DeepSeek released preview versions of V4-Pro and V4-Flash on April 24, with weights published on Hugging Face. V4-Pro is a 1.6 trillion-parameter Mixture-of-Experts model in the lab's 'Expert Mode' tier, while V4-Flash is a 284-billion-parameter variant for faster inference. Both share a 1-million-token context window and a new design DeepSeek calls Hybrid Attention Architecture, which combines Compressed Sparse Attention with Heavily Compressed Attention to keep memory and latency manageable as conversations grow. DeepSeek says V4-Pro tops every other open model on math and coding benchmarks and trails only Google's closed Gemini 3.1 Pro on world-knowledge evaluations.
What is new here is not the parameter count but the attention mechanism. Standard transformer attention scales quadratically with context length, which is why long-context models tend to either degrade in quality past a few hundred thousand tokens or get prohibitively expensive to serve. The hybrid scheme is a structured way to drop most of those pairwise comparisons while keeping the ones that matter most — the kind of architectural trick that, if it generalizes, lowers the floor for who can run useful long-context agents. Independent reporting puts V4 inference at roughly one-sixth the cost of GPT-5.5.

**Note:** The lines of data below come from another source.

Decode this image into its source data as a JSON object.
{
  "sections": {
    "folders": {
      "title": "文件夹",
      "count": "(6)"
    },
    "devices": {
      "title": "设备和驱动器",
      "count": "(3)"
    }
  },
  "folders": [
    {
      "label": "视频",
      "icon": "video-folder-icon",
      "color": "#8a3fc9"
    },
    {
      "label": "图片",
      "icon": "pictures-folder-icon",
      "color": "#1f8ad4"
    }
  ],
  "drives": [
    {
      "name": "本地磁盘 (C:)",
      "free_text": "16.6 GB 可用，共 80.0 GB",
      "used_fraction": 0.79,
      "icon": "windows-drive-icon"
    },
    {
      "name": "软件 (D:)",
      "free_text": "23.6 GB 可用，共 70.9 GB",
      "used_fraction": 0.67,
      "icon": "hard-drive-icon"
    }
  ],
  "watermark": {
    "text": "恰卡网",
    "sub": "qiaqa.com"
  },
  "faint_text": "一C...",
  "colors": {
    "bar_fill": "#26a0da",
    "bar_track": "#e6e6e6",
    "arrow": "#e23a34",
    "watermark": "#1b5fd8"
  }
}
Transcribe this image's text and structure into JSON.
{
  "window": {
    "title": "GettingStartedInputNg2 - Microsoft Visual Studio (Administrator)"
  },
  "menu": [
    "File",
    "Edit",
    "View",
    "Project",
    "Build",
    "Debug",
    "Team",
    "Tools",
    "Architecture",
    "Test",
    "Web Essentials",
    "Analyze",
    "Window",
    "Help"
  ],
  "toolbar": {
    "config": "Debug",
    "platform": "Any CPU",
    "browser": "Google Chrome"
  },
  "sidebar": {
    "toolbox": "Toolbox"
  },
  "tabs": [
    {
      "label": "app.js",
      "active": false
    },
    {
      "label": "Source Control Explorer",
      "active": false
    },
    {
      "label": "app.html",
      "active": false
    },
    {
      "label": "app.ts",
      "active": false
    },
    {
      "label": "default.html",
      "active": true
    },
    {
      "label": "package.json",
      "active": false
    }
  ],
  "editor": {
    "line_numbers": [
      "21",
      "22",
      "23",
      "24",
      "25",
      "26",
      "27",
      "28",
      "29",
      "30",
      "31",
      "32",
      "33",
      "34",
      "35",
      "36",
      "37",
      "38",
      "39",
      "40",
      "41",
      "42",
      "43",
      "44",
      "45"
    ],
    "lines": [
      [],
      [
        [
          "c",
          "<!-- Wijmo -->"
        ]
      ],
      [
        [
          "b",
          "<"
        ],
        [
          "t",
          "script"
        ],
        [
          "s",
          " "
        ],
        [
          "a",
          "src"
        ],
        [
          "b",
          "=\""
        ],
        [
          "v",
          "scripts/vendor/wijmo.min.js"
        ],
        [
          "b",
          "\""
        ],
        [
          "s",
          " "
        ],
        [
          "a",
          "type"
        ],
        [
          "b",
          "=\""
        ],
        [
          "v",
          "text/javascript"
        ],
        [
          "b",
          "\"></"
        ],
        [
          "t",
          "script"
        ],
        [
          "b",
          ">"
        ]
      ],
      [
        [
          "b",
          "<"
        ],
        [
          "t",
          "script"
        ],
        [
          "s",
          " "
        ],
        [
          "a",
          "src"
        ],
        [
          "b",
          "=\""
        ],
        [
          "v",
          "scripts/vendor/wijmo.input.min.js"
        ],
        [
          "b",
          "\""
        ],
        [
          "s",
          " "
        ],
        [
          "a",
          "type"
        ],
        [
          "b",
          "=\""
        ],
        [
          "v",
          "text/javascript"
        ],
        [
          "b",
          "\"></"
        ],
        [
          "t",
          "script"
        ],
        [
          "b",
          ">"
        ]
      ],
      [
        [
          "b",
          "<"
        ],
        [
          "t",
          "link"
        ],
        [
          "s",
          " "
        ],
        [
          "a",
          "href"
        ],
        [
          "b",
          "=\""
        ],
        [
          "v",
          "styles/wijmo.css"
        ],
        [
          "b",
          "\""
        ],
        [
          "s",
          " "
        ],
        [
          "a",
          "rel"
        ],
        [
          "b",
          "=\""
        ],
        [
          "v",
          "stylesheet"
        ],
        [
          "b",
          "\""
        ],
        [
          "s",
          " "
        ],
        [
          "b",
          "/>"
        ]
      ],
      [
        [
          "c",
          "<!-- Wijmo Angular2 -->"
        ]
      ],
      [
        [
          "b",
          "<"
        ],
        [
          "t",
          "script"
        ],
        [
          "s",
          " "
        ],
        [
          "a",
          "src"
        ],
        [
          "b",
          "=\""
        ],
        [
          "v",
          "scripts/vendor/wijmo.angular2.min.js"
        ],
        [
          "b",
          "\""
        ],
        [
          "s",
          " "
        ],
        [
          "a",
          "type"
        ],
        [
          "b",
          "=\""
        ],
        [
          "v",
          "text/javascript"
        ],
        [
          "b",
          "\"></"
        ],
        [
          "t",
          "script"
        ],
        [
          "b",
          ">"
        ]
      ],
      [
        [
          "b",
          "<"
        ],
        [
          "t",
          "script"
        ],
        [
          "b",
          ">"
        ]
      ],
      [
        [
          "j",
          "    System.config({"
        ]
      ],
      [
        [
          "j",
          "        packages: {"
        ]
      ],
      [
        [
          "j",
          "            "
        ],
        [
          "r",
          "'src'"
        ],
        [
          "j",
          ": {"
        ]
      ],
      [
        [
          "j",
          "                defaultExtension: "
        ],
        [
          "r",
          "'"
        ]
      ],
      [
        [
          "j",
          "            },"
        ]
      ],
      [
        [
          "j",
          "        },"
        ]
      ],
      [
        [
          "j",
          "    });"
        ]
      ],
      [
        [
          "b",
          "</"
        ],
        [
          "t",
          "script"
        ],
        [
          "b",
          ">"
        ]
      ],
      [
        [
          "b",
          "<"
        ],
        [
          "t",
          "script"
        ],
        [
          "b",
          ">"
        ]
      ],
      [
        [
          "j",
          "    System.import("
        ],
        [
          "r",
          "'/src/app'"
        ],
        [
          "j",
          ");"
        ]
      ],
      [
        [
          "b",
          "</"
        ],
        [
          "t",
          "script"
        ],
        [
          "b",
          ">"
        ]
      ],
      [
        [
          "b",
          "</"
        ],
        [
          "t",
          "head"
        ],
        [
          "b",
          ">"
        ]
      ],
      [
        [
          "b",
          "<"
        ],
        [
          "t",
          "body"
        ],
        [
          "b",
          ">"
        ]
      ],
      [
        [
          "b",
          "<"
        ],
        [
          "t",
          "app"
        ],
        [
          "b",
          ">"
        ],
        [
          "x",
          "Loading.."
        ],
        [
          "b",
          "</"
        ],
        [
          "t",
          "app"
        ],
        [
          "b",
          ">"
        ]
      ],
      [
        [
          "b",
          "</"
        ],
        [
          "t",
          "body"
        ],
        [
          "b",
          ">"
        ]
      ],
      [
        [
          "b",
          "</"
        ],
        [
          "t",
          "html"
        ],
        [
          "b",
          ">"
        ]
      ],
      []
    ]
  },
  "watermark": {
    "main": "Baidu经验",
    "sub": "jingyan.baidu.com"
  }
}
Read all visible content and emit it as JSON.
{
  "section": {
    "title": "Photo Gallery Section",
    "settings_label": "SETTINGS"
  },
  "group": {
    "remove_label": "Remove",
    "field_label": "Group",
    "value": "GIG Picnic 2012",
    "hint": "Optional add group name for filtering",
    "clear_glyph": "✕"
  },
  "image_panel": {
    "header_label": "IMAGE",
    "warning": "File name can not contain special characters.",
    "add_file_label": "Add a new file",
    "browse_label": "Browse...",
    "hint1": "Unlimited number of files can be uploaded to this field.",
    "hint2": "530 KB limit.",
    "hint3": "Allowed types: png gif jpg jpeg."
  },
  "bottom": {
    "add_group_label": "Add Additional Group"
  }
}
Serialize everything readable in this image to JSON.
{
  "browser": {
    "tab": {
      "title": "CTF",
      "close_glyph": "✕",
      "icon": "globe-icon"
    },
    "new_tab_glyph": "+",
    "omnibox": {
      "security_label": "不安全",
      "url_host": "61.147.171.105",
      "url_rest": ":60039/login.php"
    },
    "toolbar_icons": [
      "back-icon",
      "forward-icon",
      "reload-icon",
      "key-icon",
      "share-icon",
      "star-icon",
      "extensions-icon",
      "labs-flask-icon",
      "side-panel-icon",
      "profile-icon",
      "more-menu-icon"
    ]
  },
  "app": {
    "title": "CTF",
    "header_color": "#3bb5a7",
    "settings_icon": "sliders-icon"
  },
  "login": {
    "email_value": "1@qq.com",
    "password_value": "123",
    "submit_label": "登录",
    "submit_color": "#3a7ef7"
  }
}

The release sharpens a pattern that has been building all year. Open-weight Chinese models — DeepSeek, Moonshot's Kimi K2.6, and Qwen — are no longer a step behind closed US frontier models on the benchmarks that enterprises actually run. The gap is collapsing on coding, math, and tool use, and what is left is mostly differentiation on safety tuning, ecosystem integration, and which jurisdiction's privacy rules apply to your data. US export controls on chips clearly slowed China's progress, but they did not stop it.
For learners: long-context windows sound impressive in marketing copy, but quality tends to fall off a cliff somewhere inside the advertised number. If you plan to use a model for tasks that genuinely need million-token reasoning — entire codebases, long depositions, multi-document synthesis — build a small evaluation that checks whether the model still recovers facts and reasons correctly at 200k, 500k, and 1M tokens. The numbers in the model card and the numbers on your data are rarely the same.